Dr. Hayle T. Aldren, MD, MD(H)
Dr. Hayle T. Aldren, MD, MD(H), is a consulting physician who has been involved in integrative, occupational-environmental, and rehabilitation oncology since the 1970s, when he first worked in cancer research as a student at Scripps Clinic and Research Foundation. He is among the few dually licensed doctors in both allopathic and homeopathic medicine, and believes in combining the best from both the orthodox/conventional and unorthodox/alternative medical worlds to support chronic disease recovery and cancer survivorship.
He received his MD from Boston University, where he was one of only two students to elect advanced studies in nutrition, and did post-graduate training at the University of Miami, Cornell University Medical Center, the New York Hospital, and Memorial Sloan-Kettering Cancer Center. He is a diplomate in medical acupuncture from UCLA, and a diplomate of the Royal College of Surgeons (Ireland) in tropical medicine and parasitology.
He also studied abroad in Germany and Hong Kong, as well as with extraordinary figures in the field including Emanuel Revici, W. D. Kelley, A. U. Ramakrishnan, Johanna Budwig, Thomas Rau, Dietrich Klinghardt, Michio Kushi, Ann Wigmore, Virginia Livingston, Judah Folkman, Tullio Simoncini, Lawrence LeShan, Bernie Siegel, Elizabeth Kübler-Ross, Tsu-Tsair Chi, Donato Perez Garcia, Rigdon Lentz, Garry Gordon, Burton Berkson, and others including Nobel Prize winners Linus Pauling and Albert Szent-Györgyi.

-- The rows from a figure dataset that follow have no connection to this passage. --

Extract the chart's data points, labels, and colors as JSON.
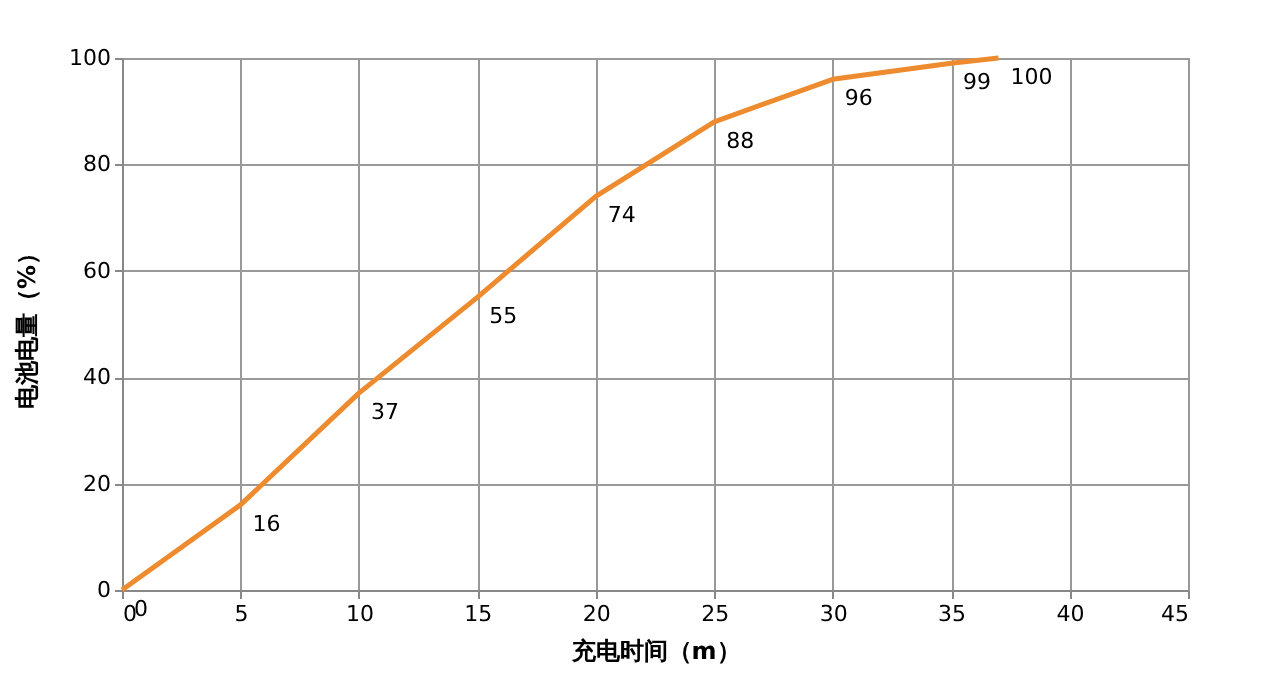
{
  "chart_data": {
    "type": "line",
    "xlabel": "充电时间（m）",
    "ylabel": "电池电量（%）",
    "x": [
      0,
      5,
      10,
      15,
      20,
      25,
      30,
      35,
      37
    ],
    "series": [
      {
        "color": "#ed8b2e",
        "values": [
          0,
          16,
          37,
          55,
          74,
          88,
          96,
          99,
          100
        ]
      }
    ],
    "xlim": [
      0,
      45
    ],
    "xticks": [
      0,
      5,
      10,
      15,
      20,
      25,
      30,
      35,
      40,
      45
    ],
    "ylim": [
      0,
      100
    ],
    "yticks": [
      0,
      20,
      40,
      60,
      80,
      100
    ],
    "grid": true,
    "data_labels": true,
    "marker": "none",
    "line_style": "solid",
    "legend": false
  }
}
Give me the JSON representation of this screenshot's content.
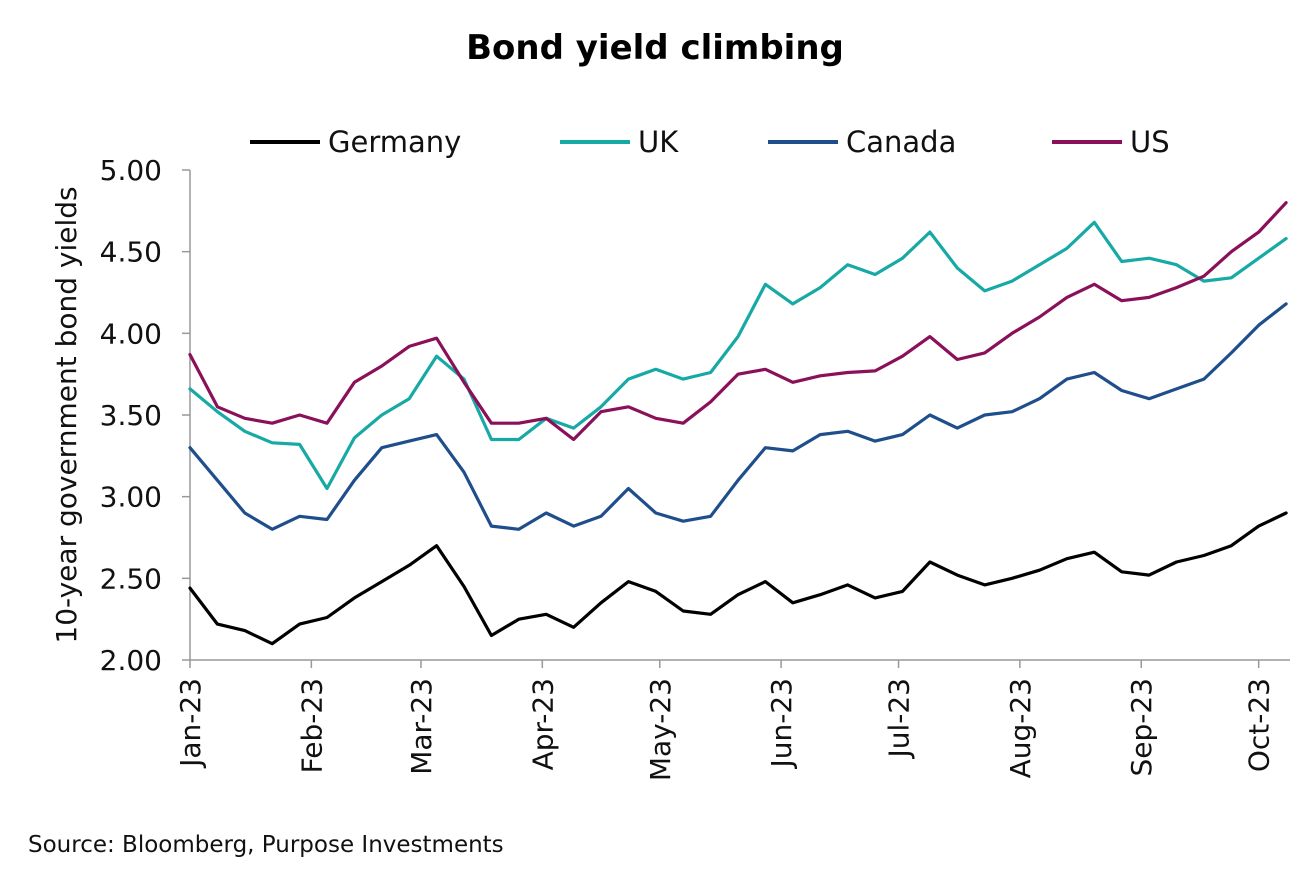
{
  "chart_data": {
    "type": "line",
    "title": "Bond yield climbing",
    "ylabel": "10-year government bond yields",
    "xlabel": "",
    "ylim": [
      2.0,
      5.0
    ],
    "yticks": [
      "2.00",
      "2.50",
      "3.00",
      "3.50",
      "4.00",
      "4.50",
      "5.00"
    ],
    "xticks": [
      "Jan-23",
      "Feb-23",
      "Mar-23",
      "Apr-23",
      "May-23",
      "Jun-23",
      "Jul-23",
      "Aug-23",
      "Sep-23",
      "Oct-23"
    ],
    "x_domain": [
      "2023-01-01",
      "2023-10-09"
    ],
    "grid": false,
    "legend": "top",
    "x": [
      "2023-01-01",
      "2023-01-08",
      "2023-01-15",
      "2023-01-22",
      "2023-01-29",
      "2023-02-05",
      "2023-02-12",
      "2023-02-19",
      "2023-02-26",
      "2023-03-05",
      "2023-03-12",
      "2023-03-19",
      "2023-03-26",
      "2023-04-02",
      "2023-04-09",
      "2023-04-16",
      "2023-04-23",
      "2023-04-30",
      "2023-05-07",
      "2023-05-14",
      "2023-05-21",
      "2023-05-28",
      "2023-06-04",
      "2023-06-11",
      "2023-06-18",
      "2023-06-25",
      "2023-07-02",
      "2023-07-09",
      "2023-07-16",
      "2023-07-23",
      "2023-07-30",
      "2023-08-06",
      "2023-08-13",
      "2023-08-20",
      "2023-08-27",
      "2023-09-03",
      "2023-09-10",
      "2023-09-17",
      "2023-09-24",
      "2023-10-01",
      "2023-10-08"
    ],
    "series": [
      {
        "name": "Germany",
        "color": "#000000",
        "values": [
          2.44,
          2.22,
          2.18,
          2.1,
          2.22,
          2.26,
          2.38,
          2.48,
          2.58,
          2.7,
          2.45,
          2.15,
          2.25,
          2.28,
          2.2,
          2.35,
          2.48,
          2.42,
          2.3,
          2.28,
          2.4,
          2.48,
          2.35,
          2.4,
          2.46,
          2.38,
          2.42,
          2.6,
          2.52,
          2.46,
          2.5,
          2.55,
          2.62,
          2.66,
          2.54,
          2.52,
          2.6,
          2.64,
          2.7,
          2.82,
          2.9
        ]
      },
      {
        "name": "UK",
        "color": "#17a9a5",
        "values": [
          3.66,
          3.52,
          3.4,
          3.33,
          3.32,
          3.05,
          3.36,
          3.5,
          3.6,
          3.86,
          3.72,
          3.35,
          3.35,
          3.48,
          3.42,
          3.55,
          3.72,
          3.78,
          3.72,
          3.76,
          3.98,
          4.3,
          4.18,
          4.28,
          4.42,
          4.36,
          4.46,
          4.62,
          4.4,
          4.26,
          4.32,
          4.42,
          4.52,
          4.68,
          4.44,
          4.46,
          4.42,
          4.32,
          4.34,
          4.46,
          4.58
        ]
      },
      {
        "name": "Canada",
        "color": "#1f4e8c",
        "values": [
          3.3,
          3.1,
          2.9,
          2.8,
          2.88,
          2.86,
          3.1,
          3.3,
          3.34,
          3.38,
          3.15,
          2.82,
          2.8,
          2.9,
          2.82,
          2.88,
          3.05,
          2.9,
          2.85,
          2.88,
          3.1,
          3.3,
          3.28,
          3.38,
          3.4,
          3.34,
          3.38,
          3.5,
          3.42,
          3.5,
          3.52,
          3.6,
          3.72,
          3.76,
          3.65,
          3.6,
          3.66,
          3.72,
          3.88,
          4.05,
          4.18
        ]
      },
      {
        "name": "US",
        "color": "#8a1059",
        "values": [
          3.87,
          3.55,
          3.48,
          3.45,
          3.5,
          3.45,
          3.7,
          3.8,
          3.92,
          3.97,
          3.7,
          3.45,
          3.45,
          3.48,
          3.35,
          3.52,
          3.55,
          3.48,
          3.45,
          3.58,
          3.75,
          3.78,
          3.7,
          3.74,
          3.76,
          3.77,
          3.86,
          3.98,
          3.84,
          3.88,
          4.0,
          4.1,
          4.22,
          4.3,
          4.2,
          4.22,
          4.28,
          4.35,
          4.5,
          4.62,
          4.8
        ]
      }
    ]
  },
  "source_note": "Source: Bloomberg, Purpose Investments"
}
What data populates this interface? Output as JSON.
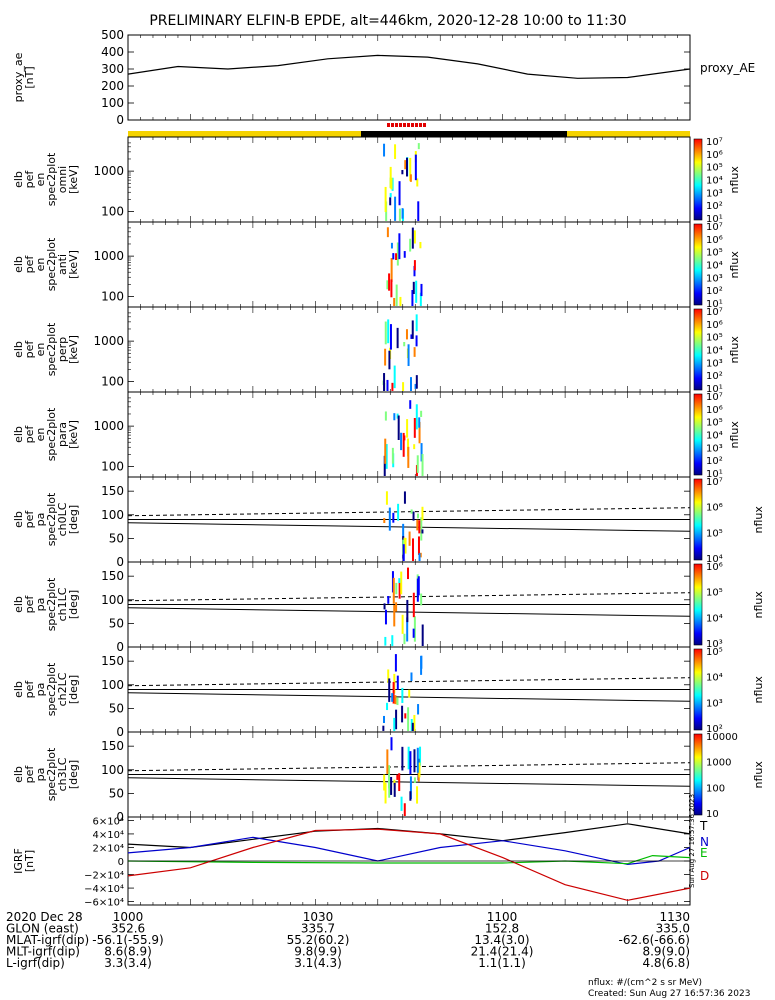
{
  "title": "PRELIMINARY ELFIN-B EPDE, alt=446km, 2020-12-28 10:00 to 11:30",
  "chart_data": {
    "type": "line",
    "x_range_hhmm": [
      "10:00",
      "11:30"
    ],
    "x_ticks": [
      "1000",
      "1030",
      "1100",
      "1130"
    ],
    "panels": [
      {
        "name": "proxy_ae",
        "ylabel": [
          "proxy_ae",
          "[nT]"
        ],
        "ylim": [
          0,
          500
        ],
        "yticks": [
          "0",
          "100",
          "200",
          "300",
          "400",
          "500"
        ],
        "legend": "proxy_AE",
        "series": [
          {
            "name": "proxy_AE",
            "color": "#000000",
            "x_min": [
              0,
              8,
              16,
              24,
              32,
              40,
              48,
              56,
              64,
              72,
              80,
              90
            ],
            "values": [
              270,
              315,
              300,
              320,
              360,
              380,
              370,
              330,
              270,
              245,
              250,
              300
            ]
          }
        ]
      },
      {
        "name": "en_spec_omni",
        "ylabel": [
          "elb",
          "pef",
          "en",
          "spec2plot",
          "omni",
          "[keV]"
        ],
        "yticks": [
          "100",
          "1000"
        ],
        "colorbar": {
          "label": "nflux",
          "ticks": [
            "10¹",
            "10²",
            "10³",
            "10⁴",
            "10⁵",
            "10⁶",
            "10⁷"
          ]
        }
      },
      {
        "name": "en_spec_anti",
        "ylabel": [
          "elb",
          "pef",
          "en",
          "spec2plot",
          "anti",
          "[keV]"
        ],
        "yticks": [
          "100",
          "1000"
        ],
        "colorbar": {
          "label": "nflux",
          "ticks": [
            "10¹",
            "10²",
            "10³",
            "10⁴",
            "10⁵",
            "10⁶",
            "10⁷"
          ]
        }
      },
      {
        "name": "en_spec_perp",
        "ylabel": [
          "elb",
          "pef",
          "en",
          "spec2plot",
          "perp",
          "[keV]"
        ],
        "yticks": [
          "100",
          "1000"
        ],
        "colorbar": {
          "label": "nflux",
          "ticks": [
            "10¹",
            "10²",
            "10³",
            "10⁴",
            "10⁵",
            "10⁶",
            "10⁷"
          ]
        }
      },
      {
        "name": "en_spec_para",
        "ylabel": [
          "elb",
          "pef",
          "en",
          "spec2plot",
          "para",
          "[keV]"
        ],
        "yticks": [
          "100",
          "1000"
        ],
        "colorbar": {
          "label": "nflux",
          "ticks": [
            "10¹",
            "10²",
            "10³",
            "10⁴",
            "10⁵",
            "10⁶",
            "10⁷"
          ]
        }
      },
      {
        "name": "pa_spec_ch0LC",
        "ylabel": [
          "elb",
          "pef",
          "pa",
          "spec2plot",
          "ch0LC",
          "[deg]"
        ],
        "ylim": [
          0,
          180
        ],
        "yticks": [
          "0",
          "50",
          "100",
          "150"
        ],
        "colorbar": {
          "label": "nflux",
          "ticks": [
            "10⁴",
            "10⁵",
            "10⁶",
            "10⁷"
          ]
        }
      },
      {
        "name": "pa_spec_ch1LC",
        "ylabel": [
          "elb",
          "pef",
          "pa",
          "spec2plot",
          "ch1LC",
          "[deg]"
        ],
        "ylim": [
          0,
          180
        ],
        "yticks": [
          "0",
          "50",
          "100",
          "150"
        ],
        "colorbar": {
          "label": "nflux",
          "ticks": [
            "10³",
            "10⁴",
            "10⁵",
            "10⁶"
          ]
        }
      },
      {
        "name": "pa_spec_ch2LC",
        "ylabel": [
          "elb",
          "pef",
          "pa",
          "spec2plot",
          "ch2LC",
          "[deg]"
        ],
        "ylim": [
          0,
          180
        ],
        "yticks": [
          "0",
          "50",
          "100",
          "150"
        ],
        "colorbar": {
          "label": "nflux",
          "ticks": [
            "10²",
            "10³",
            "10⁴",
            "10⁵"
          ]
        }
      },
      {
        "name": "pa_spec_ch3LC",
        "ylabel": [
          "elb",
          "pef",
          "pa",
          "spec2plot",
          "ch3LC",
          "[deg]"
        ],
        "ylim": [
          0,
          180
        ],
        "yticks": [
          "0",
          "50",
          "100",
          "150"
        ],
        "colorbar": {
          "label": "nflux",
          "ticks": [
            "10",
            "100",
            "1000",
            "10000"
          ]
        }
      },
      {
        "name": "igrf",
        "ylabel": [
          "IGRF",
          "[nT]"
        ],
        "ylim": [
          -65000,
          65000
        ],
        "yticks": [
          "−6×10⁴",
          "−4×10⁴",
          "−2×10⁴",
          "0",
          "2×10⁴",
          "4×10⁴",
          "6×10⁴"
        ],
        "series": [
          {
            "name": "T",
            "color": "#000000",
            "x_min": [
              0,
              10,
              20,
              30,
              40,
              50,
              60,
              70,
              80,
              90
            ],
            "values": [
              25000,
              20000,
              32000,
              44000,
              48000,
              40000,
              30000,
              42000,
              55000,
              40000
            ]
          },
          {
            "name": "N",
            "color": "#0000cc",
            "x_min": [
              0,
              10,
              20,
              30,
              40,
              50,
              60,
              70,
              80,
              85,
              90
            ],
            "values": [
              12000,
              20000,
              35000,
              20000,
              0,
              20000,
              30000,
              15000,
              -5000,
              0,
              20000
            ]
          },
          {
            "name": "E",
            "color": "#00bb00",
            "x_min": [
              0,
              20,
              40,
              60,
              70,
              80,
              84,
              90
            ],
            "values": [
              0,
              -2000,
              -3000,
              -3000,
              0,
              -4000,
              8000,
              5000
            ]
          },
          {
            "name": "D",
            "color": "#cc0000",
            "x_min": [
              0,
              10,
              20,
              30,
              40,
              50,
              60,
              70,
              80,
              90
            ],
            "values": [
              -22000,
              -10000,
              20000,
              45000,
              47000,
              40000,
              5000,
              -35000,
              -58000,
              -40000
            ]
          }
        ]
      }
    ],
    "orbit_table": {
      "rows": [
        {
          "label": "2020 Dec 28",
          "values": [
            "1000",
            "1030",
            "1100",
            "1130"
          ]
        },
        {
          "label": "GLON (east)",
          "values": [
            "352.6",
            "335.7",
            "152.8",
            "335.0"
          ]
        },
        {
          "label": "MLAT-igrf(dip)",
          "values": [
            "-56.1(-55.9)",
            "55.2(60.2)",
            "13.4(3.0)",
            "-62.6(-66.6)"
          ]
        },
        {
          "label": "MLT-igrf(dip)",
          "values": [
            "8.6(8.9)",
            "9.8(9.9)",
            "21.4(21.4)",
            "8.9(9.0)"
          ]
        },
        {
          "label": "L-igrf(dip)",
          "values": [
            "3.3(3.4)",
            "3.1(4.3)",
            "1.1(1.1)",
            "4.8(6.8)"
          ]
        }
      ]
    }
  },
  "footer": {
    "units": "nflux: #/(cm^2 s sr MeV)",
    "created": "Created: Sun Aug 27 16:57:36 2023",
    "side_stamp": "Sun Aug 27 16:57:36 2023"
  }
}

He was an early adopter in using biological response modifiers, sensitivity assays, hyperthermia, photo/electrolytic and oxidative approaches, metronomic therapies and anti-angiogenics, and was a senior international trainer for ten years. He was formerly a consultant with the Special Cancer Research Project, Life Extension Foundation, and International Strategic Cancer Alliance. His research interests have included reducing side effects and enhancing efficacy with exercise and fasting, reversing the symptoms of chemo-brain and cognitive impairment, and mounting immune responses against targets such as tumors and pathogenic organisms involved in many chronic diseases and failures to heal. Because cancer, like diseases such as Alzheimer’s, behaves as a chronic metabolic and inflammatory disorder, with associated onco-genetic instability, combining different modes of treatment can lead to therapeutic synergy with decreased toxicity.